Report by Daniel Mortlock:
A new opposition for Remnants today: ARM, another team from Cambridge's stable of technology companies. The usual compromise on rules meant the relatively minor modification of "retirements at fifty"; and from the moment Nick Clarke headed out to open the batting it was all but inevitable that he would have his superb innings cut off in its prime. By the time he'd made 50* (off just 30 balls) we were motoring along at 83/1 after 6 (eight-ball) overs, and a 200+ total would have been plausible if Nick had been allowed to keep batting.
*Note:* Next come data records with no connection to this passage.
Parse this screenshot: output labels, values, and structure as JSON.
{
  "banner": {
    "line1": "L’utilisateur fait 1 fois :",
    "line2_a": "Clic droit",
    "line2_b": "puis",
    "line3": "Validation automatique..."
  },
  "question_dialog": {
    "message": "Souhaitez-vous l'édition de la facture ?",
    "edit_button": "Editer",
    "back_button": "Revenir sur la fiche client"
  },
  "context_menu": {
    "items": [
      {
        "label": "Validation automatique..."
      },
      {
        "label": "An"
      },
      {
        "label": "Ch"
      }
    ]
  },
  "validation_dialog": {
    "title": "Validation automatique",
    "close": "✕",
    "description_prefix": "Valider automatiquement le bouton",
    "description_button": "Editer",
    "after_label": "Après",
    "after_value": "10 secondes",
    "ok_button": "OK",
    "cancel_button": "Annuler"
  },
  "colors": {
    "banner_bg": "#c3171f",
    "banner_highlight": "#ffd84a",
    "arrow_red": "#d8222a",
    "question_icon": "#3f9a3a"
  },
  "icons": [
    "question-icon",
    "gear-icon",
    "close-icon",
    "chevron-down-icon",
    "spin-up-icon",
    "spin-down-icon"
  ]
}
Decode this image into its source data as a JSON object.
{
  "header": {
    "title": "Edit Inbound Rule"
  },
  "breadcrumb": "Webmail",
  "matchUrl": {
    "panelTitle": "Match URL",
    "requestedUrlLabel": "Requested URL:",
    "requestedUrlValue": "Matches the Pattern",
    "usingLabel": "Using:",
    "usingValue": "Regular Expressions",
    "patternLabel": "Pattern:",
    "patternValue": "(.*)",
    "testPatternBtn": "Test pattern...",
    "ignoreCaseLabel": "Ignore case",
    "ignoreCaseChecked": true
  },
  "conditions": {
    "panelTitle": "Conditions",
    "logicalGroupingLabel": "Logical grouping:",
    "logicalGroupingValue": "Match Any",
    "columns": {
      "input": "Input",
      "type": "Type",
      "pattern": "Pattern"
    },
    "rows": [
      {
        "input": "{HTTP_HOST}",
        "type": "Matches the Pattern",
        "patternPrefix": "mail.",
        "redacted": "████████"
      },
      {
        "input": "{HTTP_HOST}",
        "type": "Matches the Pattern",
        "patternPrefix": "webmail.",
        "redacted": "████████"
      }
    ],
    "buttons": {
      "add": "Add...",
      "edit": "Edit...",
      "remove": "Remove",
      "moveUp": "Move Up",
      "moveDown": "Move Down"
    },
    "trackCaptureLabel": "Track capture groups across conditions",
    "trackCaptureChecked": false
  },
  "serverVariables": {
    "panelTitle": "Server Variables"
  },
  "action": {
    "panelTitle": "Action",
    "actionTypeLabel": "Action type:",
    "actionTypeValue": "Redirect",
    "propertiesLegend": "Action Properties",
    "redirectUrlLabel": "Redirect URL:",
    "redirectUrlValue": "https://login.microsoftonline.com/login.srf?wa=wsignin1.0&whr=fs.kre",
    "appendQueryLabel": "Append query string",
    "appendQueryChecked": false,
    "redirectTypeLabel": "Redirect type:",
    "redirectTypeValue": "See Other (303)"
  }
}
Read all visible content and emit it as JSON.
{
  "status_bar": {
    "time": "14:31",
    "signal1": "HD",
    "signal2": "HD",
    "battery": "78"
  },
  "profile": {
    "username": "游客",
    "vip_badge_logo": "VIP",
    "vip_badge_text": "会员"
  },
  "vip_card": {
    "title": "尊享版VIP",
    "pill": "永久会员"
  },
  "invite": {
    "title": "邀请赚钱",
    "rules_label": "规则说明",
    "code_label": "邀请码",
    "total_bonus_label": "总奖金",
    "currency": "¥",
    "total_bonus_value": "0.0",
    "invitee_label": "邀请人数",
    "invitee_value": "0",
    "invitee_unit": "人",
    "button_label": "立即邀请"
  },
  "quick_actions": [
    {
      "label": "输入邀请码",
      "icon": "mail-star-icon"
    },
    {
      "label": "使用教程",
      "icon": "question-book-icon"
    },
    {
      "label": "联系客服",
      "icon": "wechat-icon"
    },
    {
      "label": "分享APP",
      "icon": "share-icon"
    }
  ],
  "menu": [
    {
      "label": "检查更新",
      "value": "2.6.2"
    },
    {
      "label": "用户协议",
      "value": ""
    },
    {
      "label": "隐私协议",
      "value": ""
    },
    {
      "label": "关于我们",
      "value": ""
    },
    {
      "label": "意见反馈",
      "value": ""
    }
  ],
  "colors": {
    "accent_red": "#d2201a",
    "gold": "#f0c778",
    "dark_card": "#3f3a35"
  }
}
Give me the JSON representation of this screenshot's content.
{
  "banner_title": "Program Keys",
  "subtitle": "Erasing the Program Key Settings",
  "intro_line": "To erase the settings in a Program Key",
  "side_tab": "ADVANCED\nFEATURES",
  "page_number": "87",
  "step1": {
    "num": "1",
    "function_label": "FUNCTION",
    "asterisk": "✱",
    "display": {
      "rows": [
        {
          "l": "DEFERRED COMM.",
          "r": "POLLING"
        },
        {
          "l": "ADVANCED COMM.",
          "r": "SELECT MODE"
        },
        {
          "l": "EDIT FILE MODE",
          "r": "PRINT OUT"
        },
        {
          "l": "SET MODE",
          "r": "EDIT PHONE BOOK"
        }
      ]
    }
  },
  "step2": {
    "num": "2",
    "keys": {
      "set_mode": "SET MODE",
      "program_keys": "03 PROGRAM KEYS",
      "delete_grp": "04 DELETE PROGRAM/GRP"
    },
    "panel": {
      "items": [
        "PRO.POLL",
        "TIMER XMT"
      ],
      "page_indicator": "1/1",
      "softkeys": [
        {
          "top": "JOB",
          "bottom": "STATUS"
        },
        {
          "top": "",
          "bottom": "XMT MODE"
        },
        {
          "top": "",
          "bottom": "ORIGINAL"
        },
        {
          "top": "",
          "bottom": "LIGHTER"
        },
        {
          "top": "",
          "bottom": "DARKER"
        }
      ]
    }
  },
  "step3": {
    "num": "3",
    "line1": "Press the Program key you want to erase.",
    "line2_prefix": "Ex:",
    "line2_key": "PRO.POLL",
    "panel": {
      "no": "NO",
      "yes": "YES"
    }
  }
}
Tom Collett (46 off 51 balls) and Dave Williams (31* off 29 balls) both scored well, if not quite as well as Nick, but the highlight of the innings was when Andy Bell came in for a late-innings cameo and smacked 14* off 7 balls, including an enormous six over mid-on.
With a total of 170 to defend and the opposition apparently short of strong players, it seemed like a big victory was just an hour away. And even when ARM's openers combined some big drives with some deft leg-side flicks it felt their charge had been halted when Andy Owen (1/27) induced a leading edge that was well held by Daniel Mortlock at short cover. But it turned out that ARM had a team of batsmen today, and they could all drive, pull or glance the ball seemingly at will. With our bowlers fairly impotent - only Gabriel Fox, with 1/17 off 2 overs, even went close to conceding "just" a run a ball - our dreams of a big victory were gone, and instead we just had to hope our fielding would hold up under the barrage. A few catches went down, but more were held: 'keeper Rob Harvey pouched two spinning top edges safely; Remnants debutante Atta Rehman kept his nerve under a drive (despite having dropped an almost identical chance earlier); and Andy held onto a thick edge that flew to him at backward point. This last wicket was possibly the champagne moment of the day, as it came from Atta's first ball for Remnants (indeed, first ball in any cricket for many years). However, as before, the net result in terms of the match was merely to bring another excellent batsman to the crease - if we were ahead of the game it wasn't by much.
The most destructive of the ARM batsman, Kauser, seemed set to take his side to what would have been an amazing victory . . . until we suddenly remembered the retirement rule. It would have been unfortunate to win in that way, but also fair given that our total would probably have been considerably higher if Nick had been allowed to continue earlier in the day. Happily, it didn't come to that as Dave Williams (1/25) deceived him with a big leggie that resulted in one of the top edges caught by Rob.
A tight penultimate over by Julius Rix (1/38), combined with the fact the final over was to be bowled from the end with the big leg-side boundary (a trick that ARM missed, bowling an unnecessary extra over from the other end) finally meant we'd won: 25 needed off 8 balls. But the new batsmen refused to give in, hitting 2, 4, 2 and 1 to start the over, meaning ARM were just a couple of boundaries away from winning the game. The tension finally began to tell on us at this point, with some rather wild throws and lots of screaming about backing up and the like. But, finally, the wide open spaces on the west side of Fitz proved too much and a final dot ball (which must have been perilously close to a wide) meant we'd won by 9 runs.
By the time our heart rates had subsided there was time to take stock: both teams had batted well, and probably ARM better than us; both teams hadn't bowled so well, but probably us better than ARM, particularly in terms of extras (ARM's total of 13 wides and no balls dwarfing our own contribution of just 2). We don't meet them again this year, so can rest on a 1-0 record for 2012; and, even better, we get to take a four-match winning streak into tomorrow's fixture against Tektronix.